Maths is becoming sexy again
There is no doubt that the power of technology and the right algorithms are helping society solve some of the big issues of today, and there are some unusual, complex and wonderful mathematical formulae describing the world we live in, particularly coming from the world of astronomy. The incredible thing now is we have the power to crunch the numbers, and as a result we’re now getting closer to having a better understanding of human behaviour. So even if there are many differences in individuals, the collective result is far more predictable that you would imagine. Patterns emerge when you look at a billion decisions, and the whole picture becomes much clearer. This can improve safety on the internet and prevent risk in many areas of people’s lives. However as with any technology, what can be used for the good can also be abused and we need to manage that.
Never before has there been a greater need for proper financial services delivered by ethical people who understand the power and limitations of technology.

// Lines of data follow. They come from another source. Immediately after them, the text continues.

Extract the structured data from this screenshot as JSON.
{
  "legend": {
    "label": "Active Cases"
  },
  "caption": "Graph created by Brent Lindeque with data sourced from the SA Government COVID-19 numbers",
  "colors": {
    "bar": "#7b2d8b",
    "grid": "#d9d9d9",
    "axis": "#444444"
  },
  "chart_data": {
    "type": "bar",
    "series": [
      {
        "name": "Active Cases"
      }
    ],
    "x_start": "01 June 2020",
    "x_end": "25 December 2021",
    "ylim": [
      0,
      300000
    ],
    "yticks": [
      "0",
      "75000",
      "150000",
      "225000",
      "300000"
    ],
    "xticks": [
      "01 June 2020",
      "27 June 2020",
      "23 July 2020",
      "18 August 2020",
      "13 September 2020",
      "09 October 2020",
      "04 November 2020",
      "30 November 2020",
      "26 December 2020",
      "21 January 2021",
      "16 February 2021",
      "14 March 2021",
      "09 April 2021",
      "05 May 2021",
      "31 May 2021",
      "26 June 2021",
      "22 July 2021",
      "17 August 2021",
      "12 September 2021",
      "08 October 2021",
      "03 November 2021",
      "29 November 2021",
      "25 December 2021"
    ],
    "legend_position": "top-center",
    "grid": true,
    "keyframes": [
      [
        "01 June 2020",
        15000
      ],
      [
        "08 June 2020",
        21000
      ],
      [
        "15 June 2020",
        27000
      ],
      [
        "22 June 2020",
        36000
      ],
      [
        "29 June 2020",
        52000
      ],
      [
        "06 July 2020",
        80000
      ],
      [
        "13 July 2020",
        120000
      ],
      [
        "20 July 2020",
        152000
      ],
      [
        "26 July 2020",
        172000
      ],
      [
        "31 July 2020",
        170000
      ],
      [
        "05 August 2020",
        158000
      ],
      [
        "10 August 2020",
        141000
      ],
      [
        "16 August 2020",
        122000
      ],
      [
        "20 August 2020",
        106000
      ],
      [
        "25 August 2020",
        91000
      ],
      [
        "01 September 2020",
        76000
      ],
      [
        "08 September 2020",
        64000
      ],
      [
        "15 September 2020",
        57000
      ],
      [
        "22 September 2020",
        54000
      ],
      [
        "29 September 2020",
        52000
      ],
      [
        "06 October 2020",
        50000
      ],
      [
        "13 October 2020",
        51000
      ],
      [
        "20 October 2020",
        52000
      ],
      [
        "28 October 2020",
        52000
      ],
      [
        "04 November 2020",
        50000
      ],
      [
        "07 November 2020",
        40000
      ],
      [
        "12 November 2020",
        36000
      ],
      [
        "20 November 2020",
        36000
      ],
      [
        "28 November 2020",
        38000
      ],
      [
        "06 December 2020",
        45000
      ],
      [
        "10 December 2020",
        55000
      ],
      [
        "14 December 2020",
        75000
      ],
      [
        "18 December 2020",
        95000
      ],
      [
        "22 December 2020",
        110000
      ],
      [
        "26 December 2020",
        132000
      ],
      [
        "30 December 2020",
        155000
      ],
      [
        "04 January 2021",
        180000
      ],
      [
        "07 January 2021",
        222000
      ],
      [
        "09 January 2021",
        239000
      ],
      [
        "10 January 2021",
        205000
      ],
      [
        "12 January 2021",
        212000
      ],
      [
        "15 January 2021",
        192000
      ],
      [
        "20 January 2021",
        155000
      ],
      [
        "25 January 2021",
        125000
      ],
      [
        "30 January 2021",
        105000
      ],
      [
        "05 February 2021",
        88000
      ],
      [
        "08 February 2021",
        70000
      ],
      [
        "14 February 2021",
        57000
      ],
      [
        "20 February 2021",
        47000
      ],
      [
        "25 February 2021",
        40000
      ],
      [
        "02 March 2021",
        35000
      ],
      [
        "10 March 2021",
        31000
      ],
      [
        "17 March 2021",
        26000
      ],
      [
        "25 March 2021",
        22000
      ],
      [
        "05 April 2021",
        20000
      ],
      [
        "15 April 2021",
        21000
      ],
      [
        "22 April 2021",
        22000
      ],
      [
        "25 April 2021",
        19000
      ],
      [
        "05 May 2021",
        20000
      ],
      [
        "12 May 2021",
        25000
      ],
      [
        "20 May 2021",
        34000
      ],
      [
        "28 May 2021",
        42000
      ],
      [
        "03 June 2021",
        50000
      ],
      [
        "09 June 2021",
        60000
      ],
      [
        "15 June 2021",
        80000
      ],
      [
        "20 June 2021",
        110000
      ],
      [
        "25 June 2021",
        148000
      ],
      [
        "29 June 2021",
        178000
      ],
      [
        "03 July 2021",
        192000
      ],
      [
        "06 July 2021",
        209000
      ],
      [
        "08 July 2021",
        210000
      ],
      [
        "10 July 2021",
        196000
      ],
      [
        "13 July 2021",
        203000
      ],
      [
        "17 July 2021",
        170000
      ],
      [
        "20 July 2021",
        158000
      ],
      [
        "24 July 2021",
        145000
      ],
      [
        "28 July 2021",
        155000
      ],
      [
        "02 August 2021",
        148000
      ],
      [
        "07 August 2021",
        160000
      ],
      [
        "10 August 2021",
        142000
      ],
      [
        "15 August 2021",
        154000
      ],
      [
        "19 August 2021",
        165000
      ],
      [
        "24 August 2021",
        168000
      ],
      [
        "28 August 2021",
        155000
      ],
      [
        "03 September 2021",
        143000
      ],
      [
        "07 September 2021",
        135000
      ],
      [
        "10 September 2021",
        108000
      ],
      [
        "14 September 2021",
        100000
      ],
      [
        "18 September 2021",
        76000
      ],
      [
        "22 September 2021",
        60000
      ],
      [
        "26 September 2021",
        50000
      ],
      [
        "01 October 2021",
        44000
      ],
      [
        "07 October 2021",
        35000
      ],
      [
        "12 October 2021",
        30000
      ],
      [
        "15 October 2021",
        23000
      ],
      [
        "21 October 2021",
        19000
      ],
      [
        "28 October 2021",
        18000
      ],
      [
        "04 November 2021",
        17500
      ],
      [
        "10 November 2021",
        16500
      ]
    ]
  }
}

There is no doubt that the power of technology
and the right algorithms are helping society
solve some of the big issues of today”
1. There are more than 2 forces at work in the industry, and changing demographics are important.
2. Society is a mosaic of different needs, ages, wealth and technology understanding.
3. There is a real opportunity to understand and serve clients better.
4. The macro danger in the financial system is still there, and there is still a concern about low interest rates and rising pension obligations.
5. The combination of all this means you need an agile and risk aware IT department that can create the conditions whereby clients can be served in the right way.
| And what about the young competitors?
It’s obviously far easier to launch a competing business to the banks today. Not only are there no legacy systems to worry about but you can choose cutting edge technology. The reality is though it’s very hard to stay there. You also have a lot of cherry picking … you don’t see these innovators doing mortgages, now do you?
All in all it’s good news that they are there, for it forces everybody to rethink their business, and that’s how and why society will progress.